Springtime is one of my favourite times of the year. The world becomes much more colourful after the empty days of winter.
In winter, there’s not much to see outside because the days are short and, most importantly, very cold. I don’t want to get out of bed in winter because it’s so cold and dull outside!
That’s why I’m glad spring is arriving. I can see buds on trees, and flowers such as tulips, snowdrops, daffodils and crocuses blooming. It’s this time of year that I help my mummy and sister do some gardening ready for summer. Just last week I helped plant some sweet peas, and they’re already 10cm tall!
Over the next few weeks, we’ll be doing more work in the garden. I’m going to help with planting more seeds so that we can grow peas, beans, sweetcorn, potatoes, onions, tomatoes, beetroot, radishes, cucumber, peppers and courgettes. My sister also grows herbs, salad, kale and even red and white strawberries!
I have always found the scope of the landscapes of our world impressive; they show me how powerful and fascinating nature can be. This is why I was so pleased when the BBC decided to produce a sequel series to Planet Earth, the aptly named Planet Earth II.

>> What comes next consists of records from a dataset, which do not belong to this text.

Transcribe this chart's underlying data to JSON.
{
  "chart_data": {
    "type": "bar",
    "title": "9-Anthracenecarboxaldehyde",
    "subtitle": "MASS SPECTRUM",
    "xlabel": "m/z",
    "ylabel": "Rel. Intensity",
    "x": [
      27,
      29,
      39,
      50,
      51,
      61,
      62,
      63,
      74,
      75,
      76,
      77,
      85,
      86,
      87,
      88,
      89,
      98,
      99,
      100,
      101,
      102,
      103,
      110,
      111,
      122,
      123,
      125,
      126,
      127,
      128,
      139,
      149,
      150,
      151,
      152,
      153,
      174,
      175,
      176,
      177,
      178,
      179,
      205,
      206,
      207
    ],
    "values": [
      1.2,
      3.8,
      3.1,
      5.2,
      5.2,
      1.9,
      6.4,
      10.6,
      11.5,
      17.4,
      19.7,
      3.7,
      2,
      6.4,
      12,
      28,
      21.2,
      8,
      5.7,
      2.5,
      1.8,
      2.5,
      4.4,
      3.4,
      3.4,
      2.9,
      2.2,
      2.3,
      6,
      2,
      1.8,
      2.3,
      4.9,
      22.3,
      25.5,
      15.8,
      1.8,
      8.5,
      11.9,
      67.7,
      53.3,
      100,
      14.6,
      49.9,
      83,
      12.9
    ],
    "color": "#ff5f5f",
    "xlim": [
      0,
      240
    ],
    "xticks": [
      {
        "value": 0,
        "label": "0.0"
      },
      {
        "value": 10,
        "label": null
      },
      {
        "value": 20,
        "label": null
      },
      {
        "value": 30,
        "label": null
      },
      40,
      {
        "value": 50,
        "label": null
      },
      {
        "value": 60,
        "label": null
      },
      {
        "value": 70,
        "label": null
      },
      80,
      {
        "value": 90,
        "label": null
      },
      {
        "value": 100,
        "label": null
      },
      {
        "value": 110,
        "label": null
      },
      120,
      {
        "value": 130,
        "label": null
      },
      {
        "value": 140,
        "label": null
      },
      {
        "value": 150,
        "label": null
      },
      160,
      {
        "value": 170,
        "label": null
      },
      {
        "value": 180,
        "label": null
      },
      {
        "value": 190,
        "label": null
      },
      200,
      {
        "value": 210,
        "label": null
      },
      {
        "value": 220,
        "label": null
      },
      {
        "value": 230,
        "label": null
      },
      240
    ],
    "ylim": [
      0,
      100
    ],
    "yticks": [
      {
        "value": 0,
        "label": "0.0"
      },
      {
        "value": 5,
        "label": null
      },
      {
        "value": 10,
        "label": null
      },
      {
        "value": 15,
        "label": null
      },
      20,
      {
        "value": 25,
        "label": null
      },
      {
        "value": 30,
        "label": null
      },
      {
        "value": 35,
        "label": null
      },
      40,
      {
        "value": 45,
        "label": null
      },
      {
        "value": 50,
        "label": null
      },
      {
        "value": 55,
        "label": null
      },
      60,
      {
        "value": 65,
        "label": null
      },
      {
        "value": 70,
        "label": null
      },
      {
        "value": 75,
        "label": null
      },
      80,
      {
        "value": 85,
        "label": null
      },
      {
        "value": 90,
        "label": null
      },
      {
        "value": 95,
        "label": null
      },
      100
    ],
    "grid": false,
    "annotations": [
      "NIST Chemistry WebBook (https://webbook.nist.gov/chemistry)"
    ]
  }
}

I’ve especially enjoyed re-watching the series lately because at this time of the year, I can actually see life and nature blooming around me, just like in Planet Earth II.
Planet Earth II, broadcast in late 2016, builds on the original series by delving into new environments and wildlife.
Narrated by the famous naturalist Sir David Attenborough, Planet Earth II has fascinated a new generation with its awe-inspiring photography and easily understandable narration.
The visual style of Planet Earth II is one of its most striking features, which has attracted many new viewers. I enjoyed the cinematography; many scenes were shot in a dynamic style. The scenery and wildlife looks interesting and full of life.
The jungles and rainforests were so vibrant, lush and teeming with life. It reminds me of the woods at Forty Hall and Trent Park, where the icy lakes and puddles have now thawed and the trees are full of greenery, just like the rainforests.
The bird’s eye angles gave the viewer an idea of the sheer size of the environments, such as islands, mountains, jungles and deserts.
There were also many close-up shots, showing the animals in greater detail, giving viewers more insight into their behaviour.
Just like I enjoy seeing these exotic animals on Planet Earth II, as spring arrives I’m looking forward to seeing lots of squirrels, baby birds and lambs.
One of my favourite parts of the ‘Islands’ episode is when the marine iguanas of Galapagos are seen feeding at the shoreline, and when smaller lizards try to catch flies bothering them. I found it humorous when crabs picked food off the iguanas’ backs as if they were grooming them.
I also enjoyed the scene where a father chinstrap penguin returned to his family’s nest. The penguin chicks looked so cute that I could stroke them!
In the episode ‘Islands’, hungry racer snakes chase baby marine iguanas on the Galapagos Islands. The music is dramatic, the increasingly loud brass instruments, the drawn-out clash of cymbals and frantic drumming building tension; until the iguanas are nearly caught by the snakes, desperate to hunt them.
The fast tempo matches the pace of the iguana’s desperate getaway, giving a sense of how terrified they must be as they run for their lives.
Planet Earth II has received very positive reviews from critics. Christopher Hooton of The Independent calls it “the most intimate look at nature ever seen on television”. Likewise, Michael Hogan of The Telegraph praised Planet Earth II, calling the final episode ‘Cities’ a “spectacular end” to the series.
I’d recommend Planet Earth II to veteran Attenborough viewers and nature novices alike, especially at this time of year when we can all see nature blossoming around us.
Planet Earth II’s intriguing narratives and easy-to-understand commentaries mean even nature newcomers will enjoy it.